LatentMem: Customizing Latent Memory for Multi-Agent Systems

This paper introduces LatentMem, a learnable multi-agent memory framework that addresses memory homogenization and information overload by using an experience bank and a memory composer to generate customized, token-efficient latent memories, further optimized via Latent Memory Policy Optimization (LMPO) to significantly enhance multi-agent system performance.

Muxin Fu, Xiangyuan Xue, Yafu Li, Zefeng He, Siyuan Huang, Xiaoye Qu, Yu Cheng, Yang Yang

Published Tue, 10 Ma
📖 4 min read☕ Coffee break read

Imagine a team of AI agents working together to solve a complex puzzle, like building a software app or planning a robot's path through a maze. In the past, these teams had a major problem: they were all trying to remember the exact same things in the exact same way.

Think of it like a group of friends trying to plan a road trip. If everyone is forced to carry the entire map, every receipt, and every photo from the last 100 trips in their pockets, they get overwhelmed. The driver gets lost in the paperwork, the navigator forgets the turn-by-turn directions, and the mechanic can't find the specific tool they need. This is what happens in current AI systems: too much information, and everyone remembers it identically, regardless of their specific job.

LatentMem is a new framework that fixes this by giving the team a "smart, personalized memory system." Here is how it works, broken down into simple concepts:

1. The "Experience Bank" (The Raw Library)

Imagine a massive, lightweight library where the team stores the raw transcripts of every road trip they've ever taken. It doesn't try to summarize or edit these trips yet; it just stores the raw data efficiently.

  • The Problem it solves: Instead of rewriting the whole story every time, the system just keeps the original logs. It's like having a digital recorder for every conversation.

2. The "Memory Composer" (The Personalized Summarizer)

This is the magic part. When a specific agent (say, the "Driver") needs to make a decision, it doesn't read the whole library. Instead, it asks the Memory Composer for help.

  • How it works: The Composer looks at the raw library, sees what the Driver needs, and says, "Ah, you're the Driver. Here is a 3-sentence summary of the last 5 times you took a left turn on a rainy road."
  • The Magic: If the "Mechanic" asks the same question, the Composer gives a totally different summary: "Here is the last 3 times the engine overheated."
  • The Result: The memory is customized. The Driver isn't distracted by engine specs, and the Mechanic isn't confused by turn signals. This stops the team from "homogenizing" (all thinking the same way).

3. "Latent Tokens" (The Secret Handshake)

Usually, AI agents talk to each other using long, chatty sentences. This takes up a lot of space and time (like sending a 10-page email when a text message would do).
LatentMem compresses these memories into Latent Tokens.

  • The Analogy: Imagine instead of writing a paragraph about "how to fix a flat tire," the agent just sends a secret, compressed code (a "latent token") that instantly triggers the knowledge of "fix flat tire" in the other agent's brain.
  • The Benefit: It's incredibly fast and uses very little "bandwidth" (tokens), allowing the team to work much faster without getting bogged down by long texts.

4. "LMPO" (The Coach that Learns)

How does the Memory Composer know what to summarize?
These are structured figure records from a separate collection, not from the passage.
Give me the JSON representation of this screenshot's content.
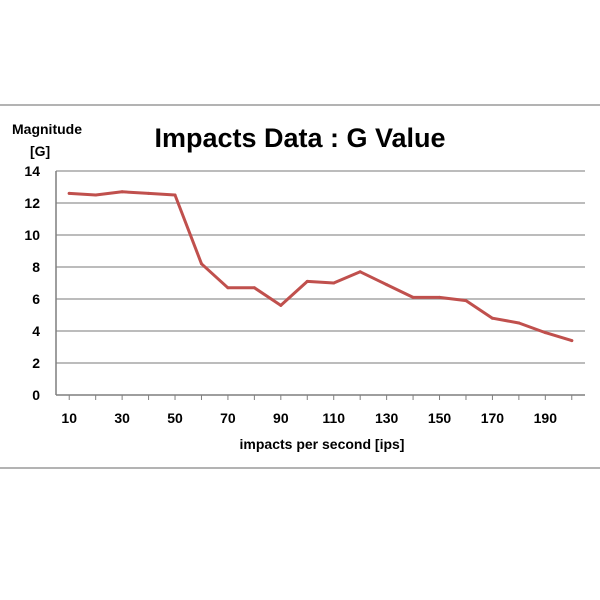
{
  "chart_data": {
    "type": "line",
    "title": "Impacts Data : G Value",
    "xlabel": "impacts per second [ips]",
    "ylabel_lines": [
      "Magnitude",
      "[G]"
    ],
    "x": [
      10,
      20,
      30,
      40,
      50,
      60,
      70,
      80,
      90,
      100,
      110,
      120,
      130,
      140,
      150,
      160,
      170,
      180,
      190,
      200
    ],
    "series": [
      {
        "values": [
          12.6,
          12.5,
          12.7,
          12.6,
          12.5,
          8.2,
          6.7,
          6.7,
          5.6,
          7.1,
          7.0,
          7.7,
          6.9,
          6.1,
          6.1,
          5.9,
          4.8,
          4.5,
          3.9,
          3.4
        ],
        "color": "#c0504d"
      }
    ],
    "x_tick_labels": [
      "10",
      "30",
      "50",
      "70",
      "90",
      "110",
      "130",
      "150",
      "170",
      "190"
    ],
    "y_tick_labels": [
      "0",
      "2",
      "4",
      "6",
      "8",
      "10",
      "12",
      "14"
    ],
    "ylim": [
      0,
      14
    ],
    "grid": true,
    "gridline_color": "#a6a6a6",
    "axis_color": "#7f7f7f"
  }
}
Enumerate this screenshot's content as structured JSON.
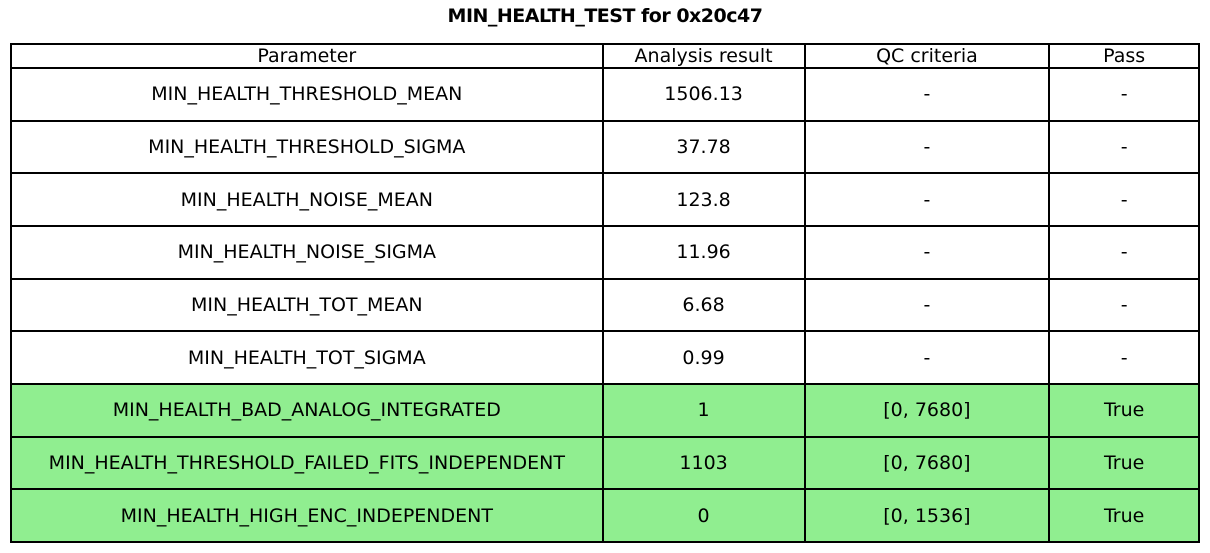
{
  "figure": {
    "title": "MIN_HEALTH_TEST for 0x20c47"
  },
  "chart_data": {
    "type": "table",
    "title": "MIN_HEALTH_TEST for 0x20c47",
    "columns": [
      "Parameter",
      "Analysis result",
      "QC criteria",
      "Pass"
    ],
    "rows": [
      {
        "parameter": "MIN_HEALTH_THRESHOLD_MEAN",
        "result": "1506.13",
        "qc": "-",
        "pass": "-",
        "highlight": false
      },
      {
        "parameter": "MIN_HEALTH_THRESHOLD_SIGMA",
        "result": "37.78",
        "qc": "-",
        "pass": "-",
        "highlight": false
      },
      {
        "parameter": "MIN_HEALTH_NOISE_MEAN",
        "result": "123.8",
        "qc": "-",
        "pass": "-",
        "highlight": false
      },
      {
        "parameter": "MIN_HEALTH_NOISE_SIGMA",
        "result": "11.96",
        "qc": "-",
        "pass": "-",
        "highlight": false
      },
      {
        "parameter": "MIN_HEALTH_TOT_MEAN",
        "result": "6.68",
        "qc": "-",
        "pass": "-",
        "highlight": false
      },
      {
        "parameter": "MIN_HEALTH_TOT_SIGMA",
        "result": "0.99",
        "qc": "-",
        "pass": "-",
        "highlight": false
      },
      {
        "parameter": "MIN_HEALTH_BAD_ANALOG_INTEGRATED",
        "result": "1",
        "qc": "[0, 7680]",
        "pass": "True",
        "highlight": true
      },
      {
        "parameter": "MIN_HEALTH_THRESHOLD_FAILED_FITS_INDEPENDENT",
        "result": "1103",
        "qc": "[0, 7680]",
        "pass": "True",
        "highlight": true
      },
      {
        "parameter": "MIN_HEALTH_HIGH_ENC_INDEPENDENT",
        "result": "0",
        "qc": "[0, 1536]",
        "pass": "True",
        "highlight": true
      }
    ],
    "colors": {
      "highlight_bg": "#90EE90",
      "normal_bg": "#FFFFFF",
      "border": "#000000",
      "text": "#000000"
    },
    "layout": {
      "legend": "none",
      "grid": "full-cell-borders",
      "pass_marker": "True"
    }
  }
}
It uses a training method called **Latent Memory Policy Optimization (LMPO).

  • The Analogy: Think of LMPO as a coach watching the team play. If the team wins, the coach tells the Composer, "Great job! The summary you gave the Driver was perfect." If they lose, the coach says, "You gave the Mechanic too much info about the weather; next time, focus on the engine."
  • The Result: The system learns to create better, more useful summaries over time without needing a human to rewrite the rules.

Why is this a big deal?

The paper shows that with LatentMem:

  1. They are smarter: The team solves puzzles (like coding or logic games) up to 19% better than before.
  2. They are faster: They use 50% fewer words (tokens) to get the job done, saving time and money.
  3. They are adaptable: They can walk into a brand new type of game or a new team structure and still perform well, because they know how to customize their own memories on the fly.

In short: LatentMem stops AI teams from drowning in a sea of identical data. Instead, it gives every team member a personalized, compressed "cheat sheet" that is perfectly tailored to their specific role, making the whole team smarter, faster, and more efficient.